Colloquium
Time: 11:00am, June 15th.2026
Venue: Lecture Hall, Shanghai Brain Center
Speaker: Prof. Athanasios Fokas
Dept. of Applied Mathematics and Theoretical Physics, University of Cambridge, UK
Host: Prof. Nikos Logothetis
Biography:
Prof. Athanasios Fokas has a B.S. in Aeronautics from Imperial College (1975), a Ph.D. in Applied Mathematics from California Institute of Technology (1979) and an M.D. from the University of Miami (1986). He also has eight honorary degrees. In 1978 he was appointed a Saul Kaplun Fellow at the Department of Applied Mathematics at Caltech. In the period 1985-1993 he was Professor and Chairman of the Department of Mathematics and Computer Science of Clarkson University. In 1995 he was appointed to a Chair in Applied Mathematics at Imperial College and in 2002 he became the first holder of the inaugural Chair of Nonlinear Mathematical Science at the Department of Applied Mathematics and Theoretical Physics of the University of Cambridge. Since 2015 he has also been an Adjunct Professor of the Viterbi School of Engineering at the University of South California. He held visiting positions at Stanford and Harvard Universities. He is a member of the Academy of Athens and of the three major European Academies, including Academia Europaea. He is a Fellow of the Guggenheim Foundation, of the American Institute for Medical and Biological Engineering, and of the American Mathematical Society. in 2000 he was awarded the Naylor Prize of the London Mathematical Society (the previous recipient was Steven Hawking) and in 2023 the Blaise Pascal Medal of the European Academy of Sciences, “for the Fokas method, which is considered the most important development in the solution of partial differential equations since Fourier, Laplace and Cauchy”. He is the 2024 recipient of the SIAM’s Kruscal Award/Lecture “for his contributions to the development of the inverse scattering transform, for his new method for boundary-value problems, and for his work on the asymptotics of the Riemann zeta function.” He has been awarded the Excellence Prize of the Academy of Athens and the Aristeion Prize of the Bodossaki Foundation.

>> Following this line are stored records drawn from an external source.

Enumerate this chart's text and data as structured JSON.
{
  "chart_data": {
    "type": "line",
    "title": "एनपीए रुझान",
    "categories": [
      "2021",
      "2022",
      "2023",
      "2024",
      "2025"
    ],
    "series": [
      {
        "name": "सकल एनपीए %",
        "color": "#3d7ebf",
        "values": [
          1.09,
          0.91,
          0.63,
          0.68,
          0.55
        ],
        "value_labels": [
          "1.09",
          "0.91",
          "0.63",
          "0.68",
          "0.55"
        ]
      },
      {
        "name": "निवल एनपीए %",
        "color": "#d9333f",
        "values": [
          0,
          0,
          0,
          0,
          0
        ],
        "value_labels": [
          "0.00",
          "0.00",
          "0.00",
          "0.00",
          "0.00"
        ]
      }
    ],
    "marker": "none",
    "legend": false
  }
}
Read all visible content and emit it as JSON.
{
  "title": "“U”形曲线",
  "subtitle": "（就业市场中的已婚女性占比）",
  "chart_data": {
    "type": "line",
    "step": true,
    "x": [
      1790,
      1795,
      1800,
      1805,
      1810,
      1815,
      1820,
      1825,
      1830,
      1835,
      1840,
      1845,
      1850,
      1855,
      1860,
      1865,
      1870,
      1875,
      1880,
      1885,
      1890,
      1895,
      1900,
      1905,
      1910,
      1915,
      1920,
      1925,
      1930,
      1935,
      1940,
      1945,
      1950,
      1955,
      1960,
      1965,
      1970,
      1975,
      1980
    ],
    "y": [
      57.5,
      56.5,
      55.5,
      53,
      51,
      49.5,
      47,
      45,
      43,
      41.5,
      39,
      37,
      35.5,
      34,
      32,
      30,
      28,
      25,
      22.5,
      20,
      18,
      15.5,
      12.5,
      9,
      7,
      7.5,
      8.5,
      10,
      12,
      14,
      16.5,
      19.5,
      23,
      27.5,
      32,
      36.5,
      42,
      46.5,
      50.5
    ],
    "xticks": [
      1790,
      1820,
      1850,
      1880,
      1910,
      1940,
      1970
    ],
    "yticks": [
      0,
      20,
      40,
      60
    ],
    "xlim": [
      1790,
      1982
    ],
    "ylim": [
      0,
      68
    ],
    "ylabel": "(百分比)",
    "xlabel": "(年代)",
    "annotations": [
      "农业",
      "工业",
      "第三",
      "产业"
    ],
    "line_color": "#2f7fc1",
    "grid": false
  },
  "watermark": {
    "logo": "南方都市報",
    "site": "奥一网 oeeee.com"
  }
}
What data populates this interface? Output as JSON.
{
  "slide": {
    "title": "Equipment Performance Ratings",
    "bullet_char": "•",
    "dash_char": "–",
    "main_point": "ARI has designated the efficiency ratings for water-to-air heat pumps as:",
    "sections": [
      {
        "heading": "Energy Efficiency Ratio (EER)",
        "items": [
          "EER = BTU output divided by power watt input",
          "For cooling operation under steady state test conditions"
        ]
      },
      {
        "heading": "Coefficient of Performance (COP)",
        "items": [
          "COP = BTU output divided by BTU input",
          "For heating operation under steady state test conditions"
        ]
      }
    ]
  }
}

He has been decorated with the Order of Phoenix by the President of the Hellenic Republic. In 2015 he was awarded a Senior EPSRC Fellowship which allowed him for six years to concentrate on his research without any teaching and administrative responsibilities. He has published in a remarkably broad range of topics in Mathematics, Physics, Engineering, Biology, Medicine, Philosophy, and Arts.
Abstract:
The transformative achievements of deep learning have led several scholars to raise the question of whether artificial intelligence (AI) can reach and then surpass the level of human thought. Here, after addressing methodological problems regarding the possible answer to this question, it is argued that the proposed definition of intelligence by proponents of AI as "the ability to accomplish complex goals", is appropriate for machines but does not capture the essence of human creativity. After discussing the differences regarding understanding between machines and the brain, as well as the importance of subjective experiences, it is emphasized that most proponents of the eventual superiority of AI ignore the impact of the body proper on the brain, the importance of the laterization of the brain, and the vital role of the glia cells. By appealing to the incompleteness theorem of Gödel’s and to the analogous result of Turin regarding computations, it is noted that consciousness is much richer than both mathematics and computations. Finally, and perhaps most importantly, artificial algorithms attempt to mimic only the conscious function of parts of the cerebral cortex, ignoring the fact that, not only every conscious experience is preceded by an unconscious process, but also that the passage from the unconscious to consciousness is accompanied by loss of information.
A.S. Fokas, Can Artificial Intelligence Reach Human Thought? PNAS nexus 2, 490 (2023).
A.S. Fokas, Ways of Comprehending, World Scientific (2024).
A.S. Fokas and N.K. Logothetis, Conscious and Unconscious Processes in Vision and Homeostasis, Front. Behav. Neurosci. 19, 1516127 (2025).
A.S.Fokas, The Embodied Brain: Unravelling AI, Medicine, Physics, World Scientific (2026).